The suit relating to the EBM contract alleges that after Ramsell complained about major defects in the unfair procurement, CDPH cancelled the award to Boggs, and then gave them an illegal, sole-sourced contract only days later in violation of the requirements of the State Contracting Manual. The lawsuit also notes that the Boggs’ bid was about three times higher ($9 million more) than the Ramsell bid.
In the Beginning
After years of disjointed, haphazard county services, it was Ramsell Corp. CEO Sylvester Flowers who developed the first outpatient prescription plan for San Francisco’s Mental Health Department using a custom-built software program in 1982. Then Flowers implemented the AIDS Drug Assistance Program in San Francisco County, and finally, in 1997, son Eric Flowers, now CEO of Ramsell, won a competitive bid with the State for a contract to consolidate all county AIDS Drug Assistance Programs.
This facilitated the streamlining of patient enrollments, communications with insurance companies, doctors, and government agencies, and all so the patients could get their important medications in a timely manner.
Why Change Now?
Given the suspicious circumstances around these contracts, why not delay the transition until the courts weigh in on the legality of the contracts?
Flowers is concerned about changes that will likely affect access for the patients, and, along with the Los Angeles County Department of Health, San Francisco Department of Health and other HIV/AIDS advocacy and service providers, asked the Department of Public Health for a pause in implementing the change to allow the inevitable transition bugs to be worked out, and not at the expense of the AIDS/HIV patients. Not only does a transition of administration of medication benefits need to be managed very carefully, it has the potential to impact all aspects of the patient care.
The State of California has a dismal record on creating and managing computer systems. Numerous state agencies have been exposed for flawed multimillion-dollar computer projects, busting budgets and making the work even less efficient:
- the DMV’s 6-year, $208 million failed computer system debacle;
- the Department of Consumer Affairs $37 million failed system which cost $96 million to fix;
- the California Administrative Office of the Courts $2 billion courts computer system, paid with money allotted for state trial court operations… and there are more.

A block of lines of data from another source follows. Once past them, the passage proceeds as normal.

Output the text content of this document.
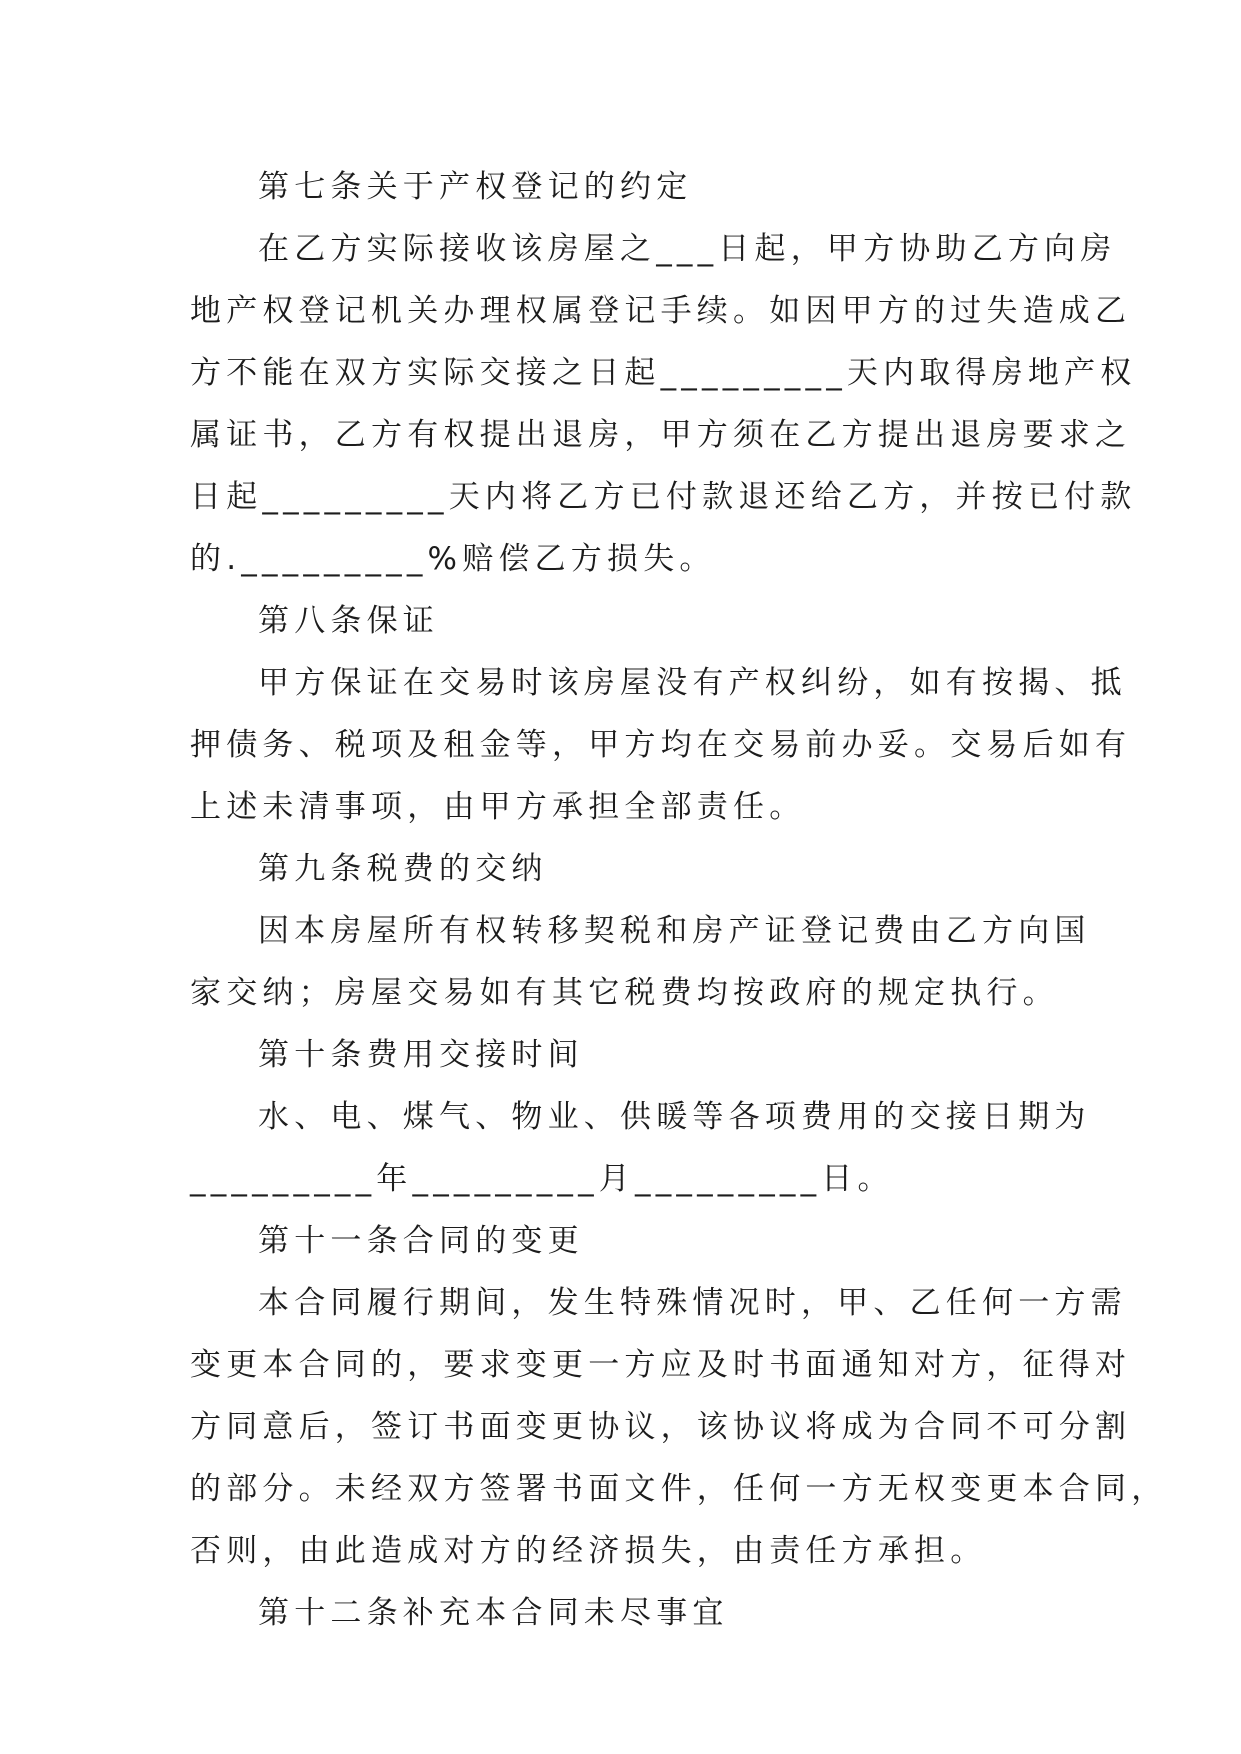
第七条关于产权登记的约定
在乙方实际接收该房屋之___日起，甲方协助乙方向房
地产权登记机关办理权属登记手续。如因甲方的过失造成乙
方不能在双方实际交接之日起_________天内取得房地产权
属证书，乙方有权提出退房，甲方须在乙方提出退房要求之
日起_________天内将乙方已付款退还给乙方，并按已付款
的._________%赔偿乙方损失。
第八条保证
甲方保证在交易时该房屋没有产权纠纷，如有按揭、抵
押债务、税项及租金等，甲方均在交易前办妥。交易后如有
上述未清事项，由甲方承担全部责任。
第九条税费的交纳
因本房屋所有权转移契税和房产证登记费由乙方向国
家交纳；房屋交易如有其它税费均按政府的规定执行。
第十条费用交接时间
水、电、煤气、物业、供暖等各项费用的交接日期为
_________年_________月_________日。
第十一条合同的变更
本合同履行期间，发生特殊情况时，甲、乙任何一方需
变更本合同的，要求变更一方应及时书面通知对方，征得对
方同意后，签订书面变更协议，该协议将成为合同不可分割
的部分。未经双方签署书面文件，任何一方无权变更本合同，
否则，由此造成对方的经济损失，由责任方承担。
第十二条补充本合同未尽事宜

How does the Department of Public Health justify these sudden out-of-state contracts for something so serious as medication delivery to AIDS/HIV patients? Ramsell Corp. has been delivering outpatient prescription benefit programs to underserved populations for more than three decades.
I contacted the California Department of Public Health asking what precipitated this change and why Magellan and A.J. Boggs were chosen over minority-owned, Oakland based Ramsell corp? But after several phone calls and back and forth email communications, they stopped responding, and never answered the questions.